Hungarian-American physicist

Anna Hasenfratz is a Hungarian-American theoretical high energy physicist whose research involves non-perturbative theories, especially in lattice quantum chromodynamics. She is a professor of physics at the University of Colorado Boulder.

==Education and career==
Hasenfratz was a student at Eötvös Loránd University in Hungary, where she earned a master's degree in physics in 1980 and completed her Ph.D. in 1982, under the supervision of Péter Hraskó.

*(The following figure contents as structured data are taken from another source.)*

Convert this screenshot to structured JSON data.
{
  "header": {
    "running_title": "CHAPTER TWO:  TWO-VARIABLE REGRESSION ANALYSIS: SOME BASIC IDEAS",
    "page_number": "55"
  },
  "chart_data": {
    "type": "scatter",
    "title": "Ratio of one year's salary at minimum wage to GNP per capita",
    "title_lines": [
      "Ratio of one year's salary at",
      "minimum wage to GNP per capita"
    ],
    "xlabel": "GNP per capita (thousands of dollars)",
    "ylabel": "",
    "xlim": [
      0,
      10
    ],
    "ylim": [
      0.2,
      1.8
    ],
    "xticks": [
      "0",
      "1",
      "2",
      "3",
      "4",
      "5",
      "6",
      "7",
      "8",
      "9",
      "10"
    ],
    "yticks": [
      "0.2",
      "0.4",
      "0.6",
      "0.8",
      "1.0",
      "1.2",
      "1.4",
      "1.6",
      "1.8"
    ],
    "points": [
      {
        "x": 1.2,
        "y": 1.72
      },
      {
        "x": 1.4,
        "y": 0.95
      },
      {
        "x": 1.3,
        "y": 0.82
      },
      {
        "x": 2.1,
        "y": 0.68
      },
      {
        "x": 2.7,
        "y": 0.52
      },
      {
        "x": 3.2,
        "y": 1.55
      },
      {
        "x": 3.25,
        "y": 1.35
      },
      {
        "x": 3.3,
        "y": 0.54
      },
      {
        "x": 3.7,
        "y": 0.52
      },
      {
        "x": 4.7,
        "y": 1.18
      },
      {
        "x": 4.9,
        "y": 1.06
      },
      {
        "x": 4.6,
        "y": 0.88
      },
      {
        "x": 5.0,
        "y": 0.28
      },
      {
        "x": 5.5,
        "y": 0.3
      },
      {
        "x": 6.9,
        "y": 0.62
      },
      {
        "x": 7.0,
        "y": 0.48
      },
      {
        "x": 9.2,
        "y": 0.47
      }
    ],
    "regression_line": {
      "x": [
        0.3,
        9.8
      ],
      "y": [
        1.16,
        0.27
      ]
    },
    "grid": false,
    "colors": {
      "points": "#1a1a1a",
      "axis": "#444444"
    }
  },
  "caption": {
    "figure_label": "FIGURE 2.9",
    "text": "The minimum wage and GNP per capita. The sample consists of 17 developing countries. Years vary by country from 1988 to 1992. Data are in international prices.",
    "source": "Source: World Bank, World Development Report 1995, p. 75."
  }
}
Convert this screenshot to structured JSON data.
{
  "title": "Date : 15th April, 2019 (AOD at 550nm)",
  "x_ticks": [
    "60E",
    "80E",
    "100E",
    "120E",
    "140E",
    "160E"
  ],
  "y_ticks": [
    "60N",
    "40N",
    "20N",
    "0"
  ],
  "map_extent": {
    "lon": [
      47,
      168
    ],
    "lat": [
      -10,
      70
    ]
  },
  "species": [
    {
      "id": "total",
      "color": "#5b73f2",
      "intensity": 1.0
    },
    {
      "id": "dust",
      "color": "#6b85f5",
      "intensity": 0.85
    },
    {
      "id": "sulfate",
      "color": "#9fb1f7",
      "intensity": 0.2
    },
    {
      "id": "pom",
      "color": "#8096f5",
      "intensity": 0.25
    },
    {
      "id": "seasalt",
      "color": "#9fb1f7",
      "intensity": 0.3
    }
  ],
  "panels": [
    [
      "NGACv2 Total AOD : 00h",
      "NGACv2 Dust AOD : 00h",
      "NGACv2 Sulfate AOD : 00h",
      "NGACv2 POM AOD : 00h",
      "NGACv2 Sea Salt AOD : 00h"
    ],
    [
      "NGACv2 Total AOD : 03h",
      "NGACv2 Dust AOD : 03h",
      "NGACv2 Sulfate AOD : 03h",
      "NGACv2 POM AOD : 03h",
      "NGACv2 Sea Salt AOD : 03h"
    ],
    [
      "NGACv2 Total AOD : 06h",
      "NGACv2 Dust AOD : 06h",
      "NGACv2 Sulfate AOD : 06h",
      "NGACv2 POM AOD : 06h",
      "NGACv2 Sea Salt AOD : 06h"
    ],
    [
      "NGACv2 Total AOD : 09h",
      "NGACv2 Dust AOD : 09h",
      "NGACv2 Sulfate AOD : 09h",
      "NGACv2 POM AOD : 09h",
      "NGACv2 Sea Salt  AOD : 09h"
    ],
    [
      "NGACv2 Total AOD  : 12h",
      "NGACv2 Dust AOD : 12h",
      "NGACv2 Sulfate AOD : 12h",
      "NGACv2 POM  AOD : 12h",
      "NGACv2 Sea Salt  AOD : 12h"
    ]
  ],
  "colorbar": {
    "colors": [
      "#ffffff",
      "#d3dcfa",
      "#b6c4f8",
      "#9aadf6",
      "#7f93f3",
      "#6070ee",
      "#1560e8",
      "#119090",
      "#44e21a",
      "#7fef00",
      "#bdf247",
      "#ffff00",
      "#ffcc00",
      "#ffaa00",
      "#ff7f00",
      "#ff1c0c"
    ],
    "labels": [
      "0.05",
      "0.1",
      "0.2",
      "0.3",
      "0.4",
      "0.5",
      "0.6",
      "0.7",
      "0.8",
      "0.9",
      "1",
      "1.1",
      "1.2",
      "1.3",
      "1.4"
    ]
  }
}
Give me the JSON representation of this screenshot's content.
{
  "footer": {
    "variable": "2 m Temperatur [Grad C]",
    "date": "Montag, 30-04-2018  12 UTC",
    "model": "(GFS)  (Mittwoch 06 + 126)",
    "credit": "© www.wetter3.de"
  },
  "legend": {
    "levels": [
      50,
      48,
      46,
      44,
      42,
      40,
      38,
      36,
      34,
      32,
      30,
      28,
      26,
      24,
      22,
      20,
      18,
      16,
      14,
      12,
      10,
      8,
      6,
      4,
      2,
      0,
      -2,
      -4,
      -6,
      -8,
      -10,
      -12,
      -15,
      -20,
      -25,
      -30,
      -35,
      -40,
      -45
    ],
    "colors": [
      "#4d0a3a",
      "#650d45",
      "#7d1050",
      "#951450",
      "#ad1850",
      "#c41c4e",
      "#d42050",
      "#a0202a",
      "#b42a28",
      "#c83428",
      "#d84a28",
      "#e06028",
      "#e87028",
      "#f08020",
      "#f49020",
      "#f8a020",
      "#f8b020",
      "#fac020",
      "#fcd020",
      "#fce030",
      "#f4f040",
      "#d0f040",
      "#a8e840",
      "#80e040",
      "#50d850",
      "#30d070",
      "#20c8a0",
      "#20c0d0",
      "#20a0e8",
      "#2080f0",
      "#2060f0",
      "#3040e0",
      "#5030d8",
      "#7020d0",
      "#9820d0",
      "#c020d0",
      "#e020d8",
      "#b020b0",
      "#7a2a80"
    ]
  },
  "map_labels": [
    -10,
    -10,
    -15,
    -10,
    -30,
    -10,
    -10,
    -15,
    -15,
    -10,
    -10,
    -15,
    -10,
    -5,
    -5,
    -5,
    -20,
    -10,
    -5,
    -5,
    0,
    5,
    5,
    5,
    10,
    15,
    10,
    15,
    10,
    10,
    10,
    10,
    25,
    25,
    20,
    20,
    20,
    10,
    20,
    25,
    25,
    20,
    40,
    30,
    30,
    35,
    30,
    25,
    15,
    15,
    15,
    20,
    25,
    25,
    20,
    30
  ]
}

She held postdoctoral and visiting positions at the Central Research Institute for Physics in Budapest, CERN in Geneva, and the University of Michigan. Next, she became an assistant research scientist and later associate professor at Florida State University from 1985 until 1988, when she moved to the University of Arizona. She moved again, to her present position at the University of Colorado Boulder, in 1989, and was promoted to full professor in 2006.

==Recognition==
In 2008, Hasenfratz was elected as a Fellow of the American Physical Society (APS), after a nomination from the APS Division of Particles and Fields, "for her studies of nonperturbative behavior in quantum field theory, including quantum chromodynamics and models for electroweak symmetry breaking, using lattice discretization and renormalization group methods.

==Family==
Hasenfratz is the sister of Péter Hasenfratz (1946–2016), also a theoretical physicist. Together, they published "the first correct computation of the scale parameter of quantum chromodynamics on the lattice" in 1980; a later joint publication added a third Hasenfratz as coauthor, Péter's wife Etelka.